Stop modeling traffic as one pool. Two services with identical total QPS can have opposite fragility, and the total number hides which one you have.
On Thursday, March 9, 2023, customers of Silicon Valley Bank tried to withdraw about $42 billion in a single day. By the following morning the bank was gone, seized by regulators in the second-largest bank failure in U.S. history, leaving an estimated $16.1 billion hole in the federal Deposit Insurance Fund, according to the Federal Reserve's own Office of Inspector General review published that September. The post-mortems fixated, correctly, on duration risk: SVB had parked a mountain of deposits in long-dated bonds and watched their market value crater as the Fed raised rates. That was the kindling.
But kindling doesn't explain the speed. Banks have mismanaged interest-rate risk for as long as there have been banks, and most of them die slowly, over quarters, in a managed wind-down. SVB died between lunch and close. The reason that run was fast enough to outrun the regulators was sitting in plain sight on the other side of the balance sheet. Not in the assets, but in the deposits themselves.
More than 90% of SVB's deposits were uninsured, the highest share of any major U.S. bank. And they belonged to a single, tightly-wound tribe: venture-backed startups, who all banked at the same place, shared the same investors, read the same Twitter feed, and could move millions with a thumb on a phone. When a few prominent VCs told their portfolio companies to pull out, the portfolio companies all moved at once, in the same direction, instantly. SVB's total deposits had looked fine for years. Its composition was a loaded gun: concentrated, uninsured, correlated, and digitally mobile.

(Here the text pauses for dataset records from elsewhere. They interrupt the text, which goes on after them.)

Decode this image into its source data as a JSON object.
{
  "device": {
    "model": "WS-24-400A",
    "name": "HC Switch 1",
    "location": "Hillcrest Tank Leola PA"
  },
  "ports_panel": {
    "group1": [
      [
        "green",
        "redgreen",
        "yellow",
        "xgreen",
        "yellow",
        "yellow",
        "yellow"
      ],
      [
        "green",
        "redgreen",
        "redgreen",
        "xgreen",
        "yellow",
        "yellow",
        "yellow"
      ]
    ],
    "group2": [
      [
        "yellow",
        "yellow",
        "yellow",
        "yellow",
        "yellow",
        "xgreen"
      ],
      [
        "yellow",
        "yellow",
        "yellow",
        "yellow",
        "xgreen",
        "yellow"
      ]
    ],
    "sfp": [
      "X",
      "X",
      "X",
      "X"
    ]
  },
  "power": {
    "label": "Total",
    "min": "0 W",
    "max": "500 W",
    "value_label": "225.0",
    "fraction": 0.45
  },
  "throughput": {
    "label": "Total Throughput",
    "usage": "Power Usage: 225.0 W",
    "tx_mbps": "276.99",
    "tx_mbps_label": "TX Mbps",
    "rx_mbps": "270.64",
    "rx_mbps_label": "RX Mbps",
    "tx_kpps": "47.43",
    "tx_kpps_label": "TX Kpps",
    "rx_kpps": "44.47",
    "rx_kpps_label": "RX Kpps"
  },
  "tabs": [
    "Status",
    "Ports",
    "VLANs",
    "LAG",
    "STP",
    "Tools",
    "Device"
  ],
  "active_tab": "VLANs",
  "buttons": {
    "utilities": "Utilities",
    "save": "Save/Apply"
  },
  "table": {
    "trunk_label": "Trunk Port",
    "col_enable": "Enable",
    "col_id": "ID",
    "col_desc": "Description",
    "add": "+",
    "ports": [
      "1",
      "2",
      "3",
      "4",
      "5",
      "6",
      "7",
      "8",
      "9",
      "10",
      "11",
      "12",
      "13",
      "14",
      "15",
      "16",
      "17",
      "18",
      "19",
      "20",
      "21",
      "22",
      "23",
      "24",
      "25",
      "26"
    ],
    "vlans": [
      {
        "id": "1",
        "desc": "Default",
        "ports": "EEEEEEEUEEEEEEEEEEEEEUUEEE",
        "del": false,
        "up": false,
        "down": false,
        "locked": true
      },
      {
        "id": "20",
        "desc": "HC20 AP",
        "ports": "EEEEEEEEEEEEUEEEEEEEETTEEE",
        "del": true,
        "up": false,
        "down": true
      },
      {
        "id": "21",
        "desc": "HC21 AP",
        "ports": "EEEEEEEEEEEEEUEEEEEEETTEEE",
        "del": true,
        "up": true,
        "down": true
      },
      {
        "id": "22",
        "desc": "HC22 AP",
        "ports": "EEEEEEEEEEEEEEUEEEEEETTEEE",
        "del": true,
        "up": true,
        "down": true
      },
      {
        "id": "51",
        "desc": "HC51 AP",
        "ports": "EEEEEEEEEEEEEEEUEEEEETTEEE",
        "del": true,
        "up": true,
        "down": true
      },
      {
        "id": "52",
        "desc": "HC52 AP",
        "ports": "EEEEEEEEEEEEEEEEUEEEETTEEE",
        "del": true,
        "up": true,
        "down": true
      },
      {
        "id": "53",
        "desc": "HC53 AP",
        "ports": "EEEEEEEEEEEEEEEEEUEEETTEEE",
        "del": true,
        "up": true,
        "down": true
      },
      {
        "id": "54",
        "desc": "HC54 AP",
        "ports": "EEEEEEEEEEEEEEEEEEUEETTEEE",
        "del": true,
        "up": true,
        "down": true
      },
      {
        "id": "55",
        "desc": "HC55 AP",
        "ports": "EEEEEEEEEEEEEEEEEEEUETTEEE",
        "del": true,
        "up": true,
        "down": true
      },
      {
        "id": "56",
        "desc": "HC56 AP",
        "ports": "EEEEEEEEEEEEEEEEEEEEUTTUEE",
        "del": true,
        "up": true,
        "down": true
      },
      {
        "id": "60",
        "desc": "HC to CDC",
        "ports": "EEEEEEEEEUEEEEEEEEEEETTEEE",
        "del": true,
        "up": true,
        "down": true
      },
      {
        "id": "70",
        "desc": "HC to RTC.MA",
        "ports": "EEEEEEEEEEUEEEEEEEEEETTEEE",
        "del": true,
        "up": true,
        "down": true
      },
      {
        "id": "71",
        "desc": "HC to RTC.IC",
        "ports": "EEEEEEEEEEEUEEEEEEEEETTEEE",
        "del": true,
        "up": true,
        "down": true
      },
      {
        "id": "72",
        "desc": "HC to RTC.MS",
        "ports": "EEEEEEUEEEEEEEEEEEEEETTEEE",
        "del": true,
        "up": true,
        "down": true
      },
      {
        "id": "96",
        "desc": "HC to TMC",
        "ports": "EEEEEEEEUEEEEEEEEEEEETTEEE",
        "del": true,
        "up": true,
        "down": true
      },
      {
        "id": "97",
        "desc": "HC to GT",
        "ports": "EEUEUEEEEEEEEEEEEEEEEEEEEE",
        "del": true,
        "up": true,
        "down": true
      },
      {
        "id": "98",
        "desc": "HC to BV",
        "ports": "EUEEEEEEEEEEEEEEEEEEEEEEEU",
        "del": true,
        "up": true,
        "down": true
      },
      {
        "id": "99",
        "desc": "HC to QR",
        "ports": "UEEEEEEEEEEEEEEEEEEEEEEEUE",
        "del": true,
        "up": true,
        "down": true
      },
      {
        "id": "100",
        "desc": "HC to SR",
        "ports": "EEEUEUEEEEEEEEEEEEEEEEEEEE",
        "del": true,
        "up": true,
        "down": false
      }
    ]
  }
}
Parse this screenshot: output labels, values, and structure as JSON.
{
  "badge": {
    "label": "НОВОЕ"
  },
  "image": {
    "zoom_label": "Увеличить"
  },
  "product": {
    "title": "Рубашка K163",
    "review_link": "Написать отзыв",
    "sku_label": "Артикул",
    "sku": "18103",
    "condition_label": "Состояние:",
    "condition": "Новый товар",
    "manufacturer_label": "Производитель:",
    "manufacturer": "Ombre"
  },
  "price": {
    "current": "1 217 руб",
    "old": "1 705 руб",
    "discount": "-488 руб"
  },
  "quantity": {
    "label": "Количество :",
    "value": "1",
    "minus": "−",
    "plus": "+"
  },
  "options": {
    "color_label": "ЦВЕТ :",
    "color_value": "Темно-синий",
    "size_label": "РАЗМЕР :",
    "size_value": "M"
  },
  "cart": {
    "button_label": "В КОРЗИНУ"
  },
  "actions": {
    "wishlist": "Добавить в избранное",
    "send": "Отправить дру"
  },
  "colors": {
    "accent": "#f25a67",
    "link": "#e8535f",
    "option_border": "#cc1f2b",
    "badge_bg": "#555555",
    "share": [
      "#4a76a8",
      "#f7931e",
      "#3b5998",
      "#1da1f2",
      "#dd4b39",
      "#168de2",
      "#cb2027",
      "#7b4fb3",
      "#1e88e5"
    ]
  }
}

Here is the part that should interest anyone who plans capacity for a living. Bank regulators saw this exact failure mode coming more than a decade ago, and they responded by outlawing the way most of us model load.
After 2008, the Basel Committee built a stress test called the Liquidity Coverage Ratio, or LCR. The mechanic is simple to state: a bank must hold enough High-Quality Liquid Assets to survive 30 days of a defined panic, with liquid assets divided by stressed net outflows staying at or above 100%. The genius is not in the ratio. It's in how the denominator gets computed.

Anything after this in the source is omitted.